Bitcoin
Quick Take – Bitcoin
After Bitcoin’s dramatic rise from $10,000 in late July to its all time high of over $40,000 just this past week, there is something worth discussing. It is important to separate Bitcoin from the technology, its use as a currency, and its basis as an investment or store of value.
First what is Bitcoin? Bitcoin is a digital or cryptocurrency that uses peer-to-peer technology to facilitate instant payments. Unlike fiat currency, Bitcoin is created, distributed, traded, and stored with the use of a decentralized ledger system known as a blockchain. The blockchain is the underlying technology used with Bitcoin in order to verify payments instantaneously and in real time. This has tremendous value within the financial world as banks typically settle payments in as little as a day to a week. With the blockchain, processing times of ACH and Wire payments can be cut from several days to a matter of seconds. This technology has tremendous value in other industries as well including logistics, computing, and even healthcare.

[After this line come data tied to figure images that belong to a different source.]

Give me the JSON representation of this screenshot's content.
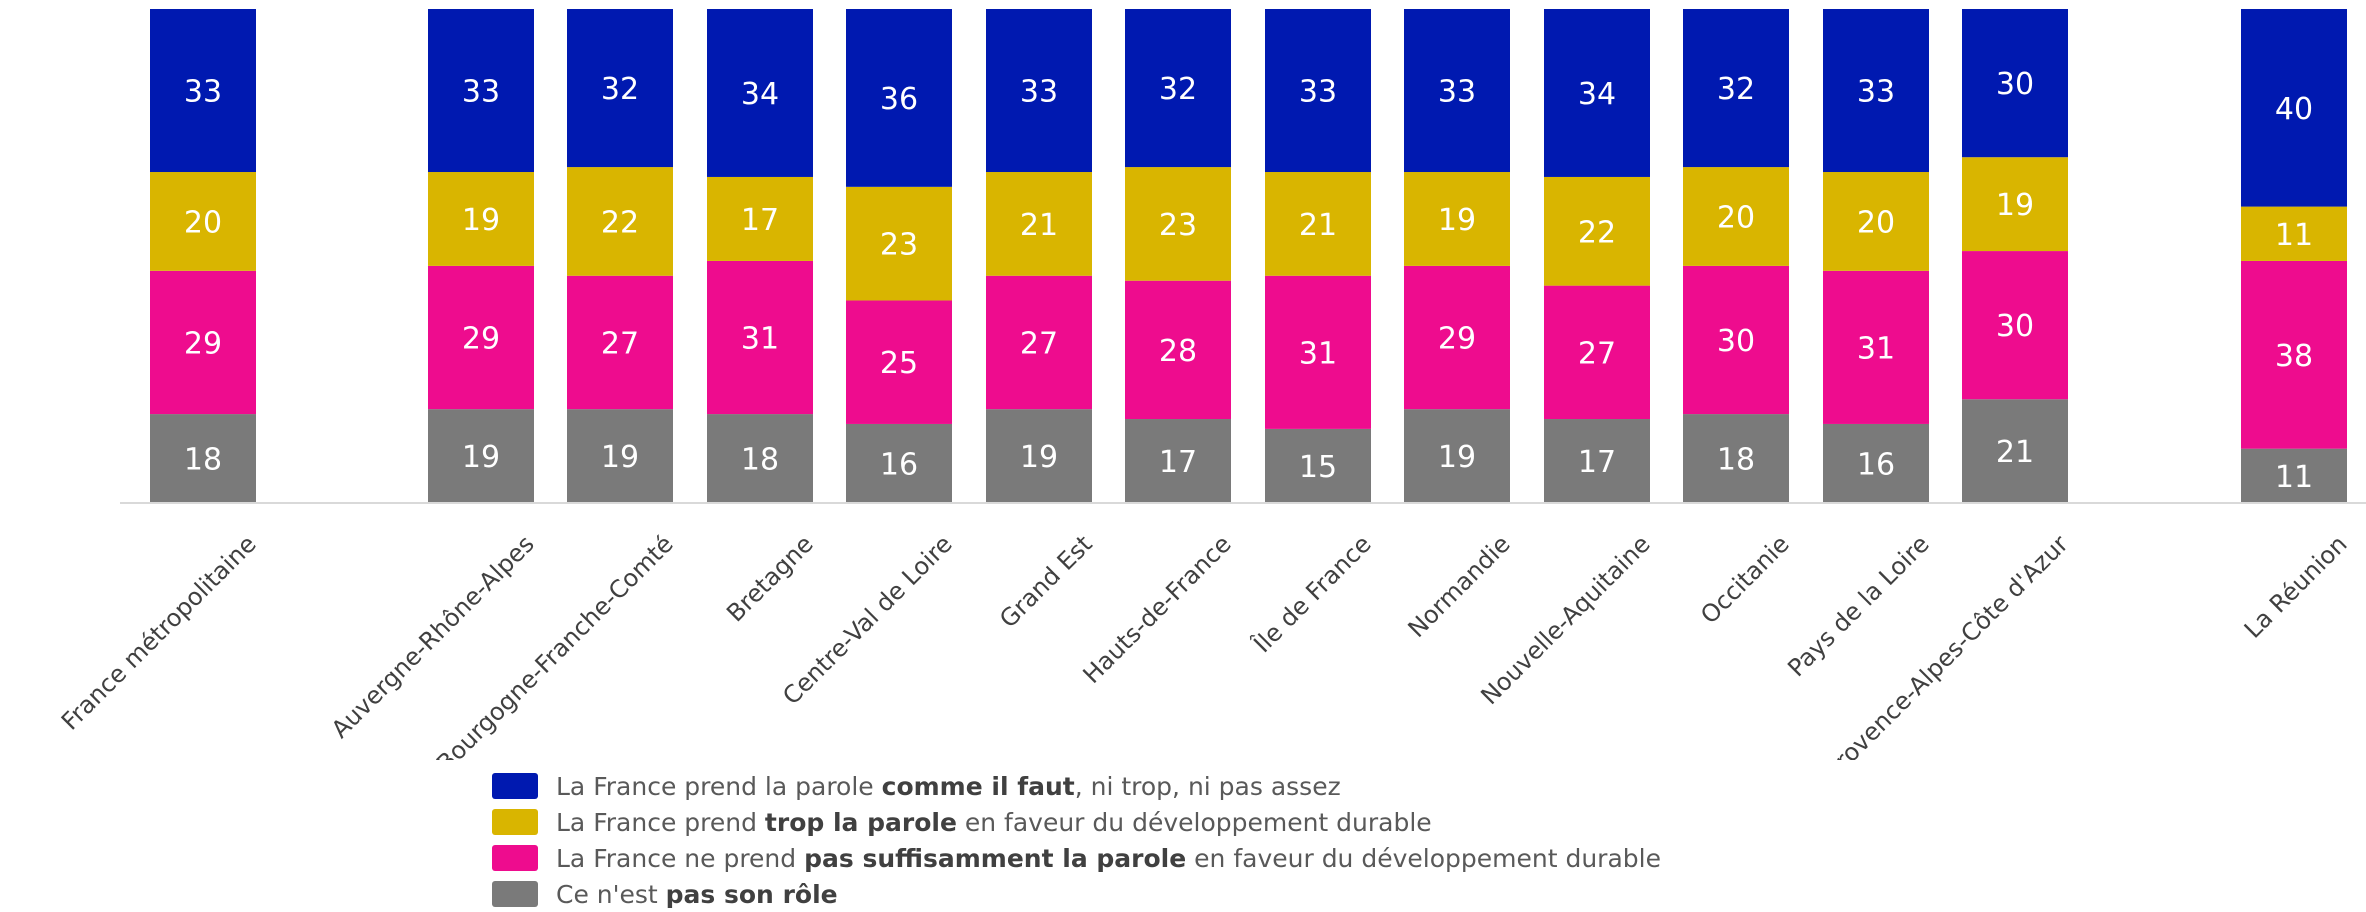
{
  "chart_data": {
    "type": "bar",
    "stacked": true,
    "categories": [
      "France métropolitaine",
      "Auvergne-Rhône-Alpes",
      "Bourgogne-Franche-Comté",
      "Bretagne",
      "Centre-Val de Loire",
      "Grand Est",
      "Hauts-de-France",
      "Île de France",
      "Normandie",
      "Nouvelle-Aquitaine",
      "Occitanie",
      "Pays de la Loire",
      "Provence-Alpes-Côte d'Azur",
      "La Réunion"
    ],
    "series": [
      {
        "name": "Ce n'est pas son rôle",
        "color": "#7a7a7a",
        "values": [
          18,
          19,
          19,
          18,
          16,
          19,
          17,
          15,
          19,
          17,
          18,
          16,
          21,
          11
        ]
      },
      {
        "name": "La France ne prend pas suffisamment la parole en faveur du développement durable",
        "color": "#ee0c8e",
        "values": [
          29,
          29,
          27,
          31,
          25,
          27,
          28,
          31,
          29,
          27,
          30,
          31,
          30,
          38
        ]
      },
      {
        "name": "La France prend trop la parole en faveur du développement durable",
        "color": "#d9b500",
        "values": [
          20,
          19,
          22,
          17,
          23,
          21,
          23,
          21,
          19,
          22,
          20,
          20,
          19,
          11
        ]
      },
      {
        "name": "La France prend la parole comme il faut, ni trop, ni pas assez",
        "color": "#0019b0",
        "values": [
          33,
          33,
          32,
          34,
          36,
          33,
          32,
          33,
          33,
          34,
          32,
          33,
          30,
          40
        ]
      }
    ],
    "legend_position": "bottom",
    "grid": false,
    "data_labels": true,
    "label_color": "#ffffff"
  },
  "legend": [
    {
      "color": "#0019b0",
      "pre": "La France prend la parole ",
      "bold": "comme il faut",
      "post": ", ni trop, ni pas assez"
    },
    {
      "color": "#d9b500",
      "pre": "La France prend ",
      "bold": "trop la parole",
      "post": " en faveur du développement durable"
    },
    {
      "color": "#ee0c8e",
      "pre": "La France ne prend ",
      "bold": "pas suffisamment la parole",
      "post": " en faveur du développement durable"
    },
    {
      "color": "#7a7a7a",
      "pre": "Ce n'est ",
      "bold": "pas son rôle",
      "post": ""
    }
  ]
}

Now here is where there is a major fork in the road for Bitcoin as an investment vs a currency. First and foremost, Bitcoin was created to eliminate the middlemen of payments systems which are the banks. The banks are paid a fee to store and complete the transaction on behalf of the customer. The question then becomes, what if an alternative currency were created that could be instantaneously verified, reputable and be used in the real world for real goods? This is exactly what Satoshi Nakamoto sought to pursue with the creation of Bitcoin. Up until recently, Bitcoin was used primarily by anonymous people for obscure transactions and for those willing to accept it in place of dollars - hence popular with criminals initially. As more people adopted the currency as something of value that others are willing to trade, it continued to legitimize the currency as an asset of value. Similarly, as with the dollar, there is no intrinsic asset backing the currency as the US left the Gold Standard under the Nixon administration in the 70s. We accept the dollar as an instrument of trade as it is backed by the stable and economic power of the US government and strengthens and weakens in relation to other currencies.

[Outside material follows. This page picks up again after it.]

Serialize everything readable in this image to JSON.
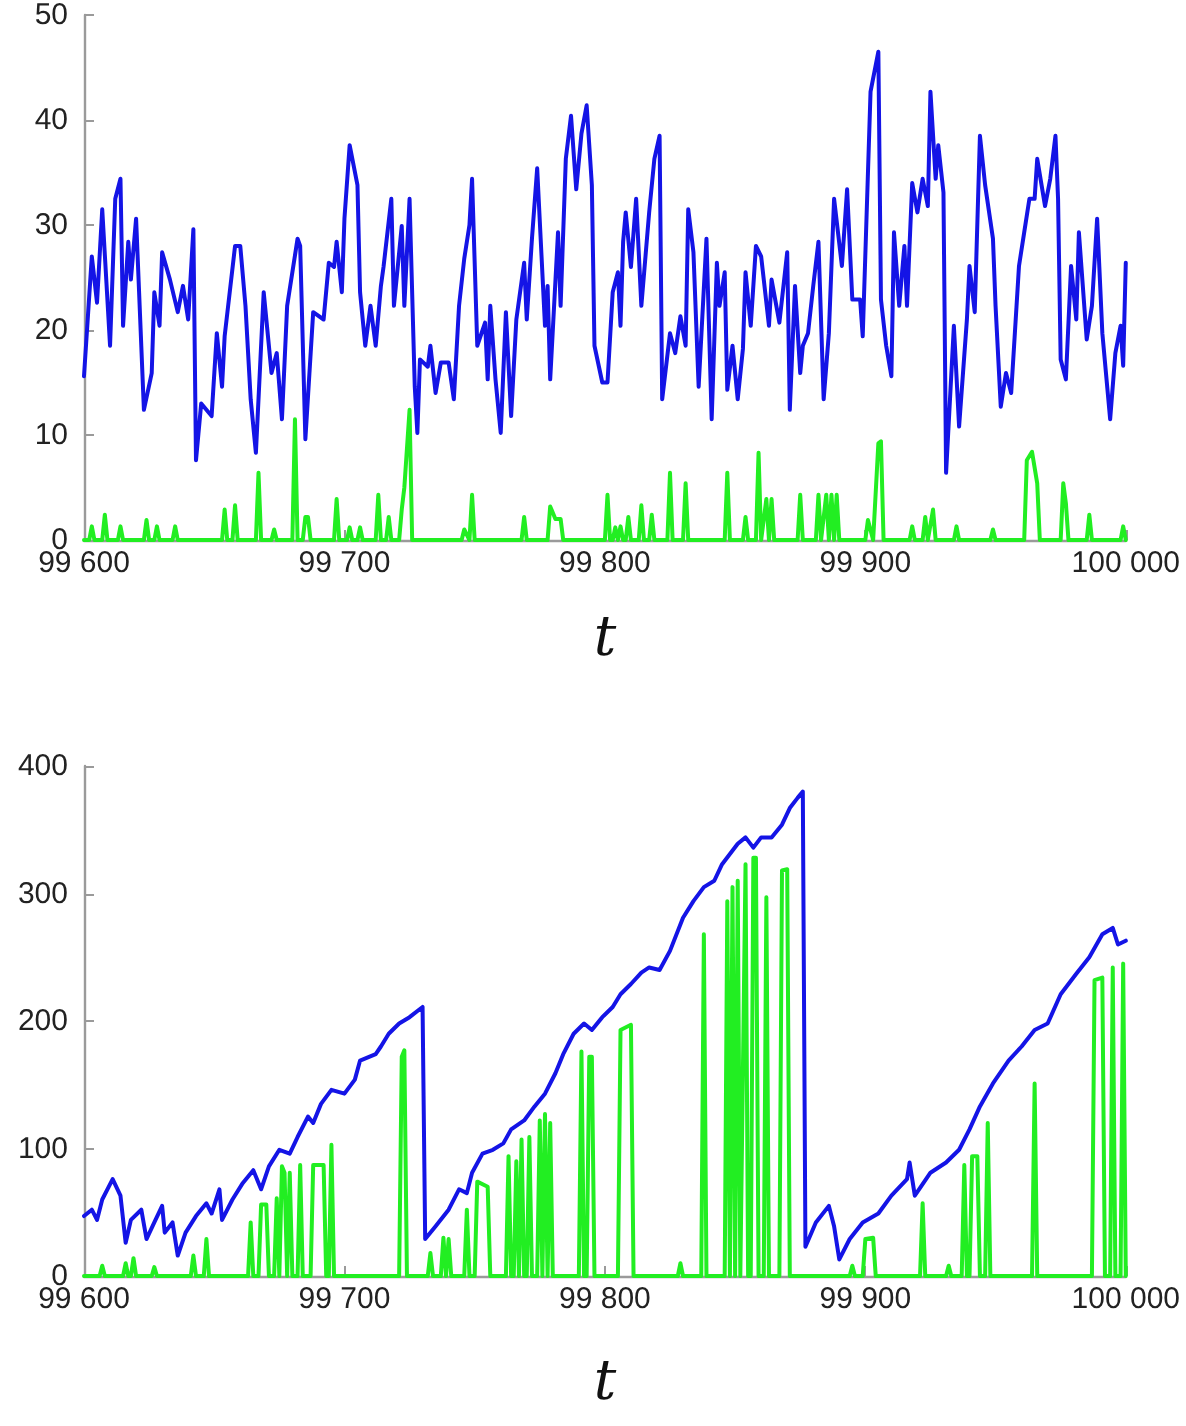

The announcement of PayPal and Square to hold and transact Bitcoin on their platforms has given access to millions of people and have made it easier than ever to buy physical goods for digital currency. As long as there is both demand (buyers) for bitcoin and those willing to accept it as payment (sellers) it will continue to be looked at as a store of value regardless of the price. Since there are a limited amount of Bitcoin produced, currently at over 18 Million with a cap of no more 21 Million, there is a limited supply. As we have learned in basic economics, high demand and low supply make for much higher prices. Bitcoin the investment is a question of demand. Will more and more people continue to look at it as a store of value and look to transact in it? It is a two part question. It’s one thing if people buy it and another if others actually use it. Bitcoin will fail to take off in the mainstream until it can be used to buy physical goods on a wide scale, think the checkout line in your grocery store or your morning Starbucks, however Paypal and Square have made that reality this much closer. It would not be surprising to see this take place in the very near future.
Bitcoin does not come without risk however. Currently, it can be hacked, lost, stolen, or even worse difficult to withdraw just when you need it the most. Out of 18 Million Bitcoin in existence, there are over 3-4 million bitcoins that are currently lost and another 1 Million that have already reportedly been stolen. Bitcoin is an unregulated asset and there is tremendous risk to that. As more and more people continue to adopt the currency, transact in business, and purchase it as a store of value, Bitcoin will continue to gain in popularity and thus drive the price. However, if the industry cannot fix the problem of an average user accessing and protecting their cash the risks may be too much to bear.